Um dos fatores essenciais que será necessário fortalecer na esquerda brasileira para uma reorganização socialista e revolucionária é a luta pela auto-organização e contra as burocracias sindicais e políticas, o que é urgente resgatar como tradição. Também é fundamental debater a necessidade de desenvolver uma esquerda revolucionária em contraposição às tentativas de revitalizar a tradição stalinista burocrática e conciliadora - para estes debates apontamos contribuições que publicamos aqui e aqui.

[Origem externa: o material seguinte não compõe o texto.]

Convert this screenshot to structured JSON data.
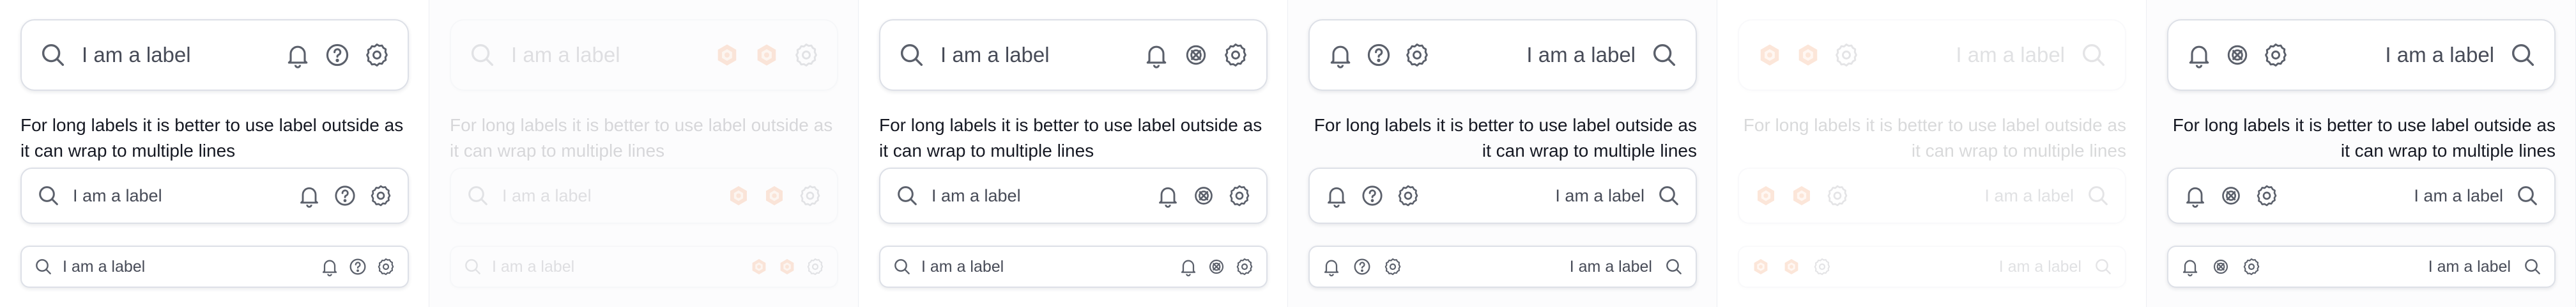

Neste sentido, em nossa visão o PSR deveria seguir existindo, tal como viemos propondo desde o começo, seria necessário buscar para fortalecê-lo como um Polo para a luta de classes que avance cada vez mais programaticamente e batalhe pela independência política dos trabalhadores e da juventude, e agora diante do novo governo eleito. Que na luta de classes este Polo deve desenvolver um claro programa operário anticapitalista que comece por batalhar pela revogação integral de todas as reformas, algo indispensável para que o enfrentamento à extrema direita se dê com total independência política do governo Lula-Alckmin. Isso diferencia o Polo de correntes como o PSOL (nomeadamente também a Resistência e o MES, que por exemplo falam de "revisão", e não revogação, da reforma trabalhista, adotando a fórmula de Alckmin e do PT). O Polo deveria existir para batalhar pela reagrupação e coordenação da vanguarda dos trabalhadores e dos setores oprimidos contra todos os ataques, denunciando a paralisia das centrais sindicais, cuja esmagadora maioria agora é parte do governo de transição zelando pela paz social, e exigir das maiores centrais sindicais e movimentos de massa um plano de luta claro para derrotar os ajustes que estão de pé e aqueles que se prometem em benefício da "responsabilidade fiscal". Esse deveria ser para nós o sentido de existência para o seguimento do Polo.